The most severe peformance problem is the way how the library is handling the tagging of characters. The old implementation of this tag handling has been completely eliminated, and a new tag handling has been implemented. The new implementation is not using toggle segments anymore, alternatively all content segments (chars, hyphens, images, windows) now are attributed with a tag set. Furthermore all lines are providing tag information for the whole line. This method has some advantages:

  1. Lookup of tags now will be done in (quasi) constant time – in fact the worst case is O(log(# of tags)), but in practice this is irrelevant – , the old implementation needs polynomial time.

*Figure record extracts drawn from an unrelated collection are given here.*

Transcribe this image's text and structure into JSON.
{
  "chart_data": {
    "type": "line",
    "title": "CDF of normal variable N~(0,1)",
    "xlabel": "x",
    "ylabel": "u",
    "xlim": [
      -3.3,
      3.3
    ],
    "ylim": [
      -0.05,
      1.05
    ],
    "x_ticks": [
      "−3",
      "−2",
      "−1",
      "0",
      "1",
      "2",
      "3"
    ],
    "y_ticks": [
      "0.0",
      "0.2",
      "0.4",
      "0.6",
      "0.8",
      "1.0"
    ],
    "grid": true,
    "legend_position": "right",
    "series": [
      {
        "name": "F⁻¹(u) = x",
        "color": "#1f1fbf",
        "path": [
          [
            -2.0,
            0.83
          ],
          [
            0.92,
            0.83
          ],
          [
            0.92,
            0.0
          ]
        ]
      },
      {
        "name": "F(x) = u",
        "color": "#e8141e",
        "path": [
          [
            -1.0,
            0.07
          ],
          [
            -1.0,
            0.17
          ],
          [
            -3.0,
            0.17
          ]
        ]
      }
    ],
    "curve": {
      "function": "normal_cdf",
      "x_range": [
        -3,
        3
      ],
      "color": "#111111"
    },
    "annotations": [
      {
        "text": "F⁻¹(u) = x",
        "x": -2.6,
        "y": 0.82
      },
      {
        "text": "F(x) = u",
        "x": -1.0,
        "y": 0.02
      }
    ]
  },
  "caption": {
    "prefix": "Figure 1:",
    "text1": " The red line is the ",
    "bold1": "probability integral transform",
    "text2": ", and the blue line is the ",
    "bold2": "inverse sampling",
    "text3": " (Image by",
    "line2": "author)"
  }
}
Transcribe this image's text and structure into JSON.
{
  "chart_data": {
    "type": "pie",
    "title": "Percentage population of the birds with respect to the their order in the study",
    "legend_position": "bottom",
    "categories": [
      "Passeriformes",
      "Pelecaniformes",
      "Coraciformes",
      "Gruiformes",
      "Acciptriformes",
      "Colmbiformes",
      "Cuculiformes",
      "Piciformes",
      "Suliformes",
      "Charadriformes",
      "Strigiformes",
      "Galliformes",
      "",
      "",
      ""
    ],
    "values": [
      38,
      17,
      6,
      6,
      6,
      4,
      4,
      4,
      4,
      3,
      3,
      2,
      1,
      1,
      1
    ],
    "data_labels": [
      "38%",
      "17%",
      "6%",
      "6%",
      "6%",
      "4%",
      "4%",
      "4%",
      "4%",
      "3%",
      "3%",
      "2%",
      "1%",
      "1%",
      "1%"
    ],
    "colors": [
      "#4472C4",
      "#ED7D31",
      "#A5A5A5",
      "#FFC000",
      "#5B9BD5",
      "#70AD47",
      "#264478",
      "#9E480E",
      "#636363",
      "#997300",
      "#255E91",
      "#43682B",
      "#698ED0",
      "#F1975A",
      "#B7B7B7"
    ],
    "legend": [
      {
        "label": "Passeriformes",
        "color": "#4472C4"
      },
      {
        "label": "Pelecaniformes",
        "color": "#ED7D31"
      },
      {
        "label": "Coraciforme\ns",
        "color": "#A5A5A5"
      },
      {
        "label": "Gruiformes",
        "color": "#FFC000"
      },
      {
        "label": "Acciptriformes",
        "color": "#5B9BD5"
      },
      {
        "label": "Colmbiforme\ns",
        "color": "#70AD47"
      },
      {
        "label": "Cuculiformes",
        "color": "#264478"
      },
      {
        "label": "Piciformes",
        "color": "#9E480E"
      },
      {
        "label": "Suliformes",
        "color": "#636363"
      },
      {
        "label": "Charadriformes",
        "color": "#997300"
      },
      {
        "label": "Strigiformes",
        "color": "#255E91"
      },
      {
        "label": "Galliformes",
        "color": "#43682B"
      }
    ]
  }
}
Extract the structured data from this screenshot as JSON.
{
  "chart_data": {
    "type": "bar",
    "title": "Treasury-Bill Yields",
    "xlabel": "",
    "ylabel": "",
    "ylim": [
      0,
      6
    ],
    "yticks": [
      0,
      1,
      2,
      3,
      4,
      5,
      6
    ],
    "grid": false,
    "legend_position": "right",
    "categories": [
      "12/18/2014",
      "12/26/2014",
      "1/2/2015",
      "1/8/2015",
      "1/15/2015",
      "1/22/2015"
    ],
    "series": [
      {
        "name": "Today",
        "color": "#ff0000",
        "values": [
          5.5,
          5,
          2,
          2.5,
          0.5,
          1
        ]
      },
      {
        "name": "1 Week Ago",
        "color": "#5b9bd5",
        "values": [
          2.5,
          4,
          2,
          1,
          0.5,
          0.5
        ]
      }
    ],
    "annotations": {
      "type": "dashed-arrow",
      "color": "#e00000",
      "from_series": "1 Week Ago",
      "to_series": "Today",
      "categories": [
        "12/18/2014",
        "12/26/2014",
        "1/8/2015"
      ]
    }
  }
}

  2. The tag summaries are not needed anymore – and with the elimination of the summaries a memory leak has also been eliminated. But the B-Tree will still be used for the acceleration of search operations.

Implementation Details

The tag information will be stored in a set, in general it's a bit field. Normally an application will only use a quite low number of tags, but if an application needs a large number of tags it may happen that the memory usage will explode with the use of bit fields, therefore I've implemented a virtual set struct. As soon as a specific threshold (currently 512 tags) will be exceeded, an integer array will be used. Both approaches (bit field, integer set) are approximately using the same amount of memory as the old implementation with toggles. The bit field operations are super-fast, and the operations on integer arrays are moderate in time; consider that in practice it is rather seldom that an application needs more than 512 tags. The conversions between bit fields and integer arrays, depending on the number of tags, will be computed dynamically on demand. Also the size of the bit field (the integer array don't need a size adjustment), depending on the number of tags, will be adjusted on demand.

With the new implementation of internal tag handling one important thing has been changed: in prior implementation insertion and removal was quite cheap, but the lookup of tagging information was too expensive. In new implementation this has been reversed, now the lookup is super-fast, but insertion and removal now is more expensive, especially if the tag ranges are large.

One performance problem remains: tagging large ranges of text is very expensive. This performance problem is solvable, but not without a loss of performance about 50-70% in display stuff. Due to my experience it is quite seldom that large ranges of text will be tagged, so I think that living with this performance issue is acceptable.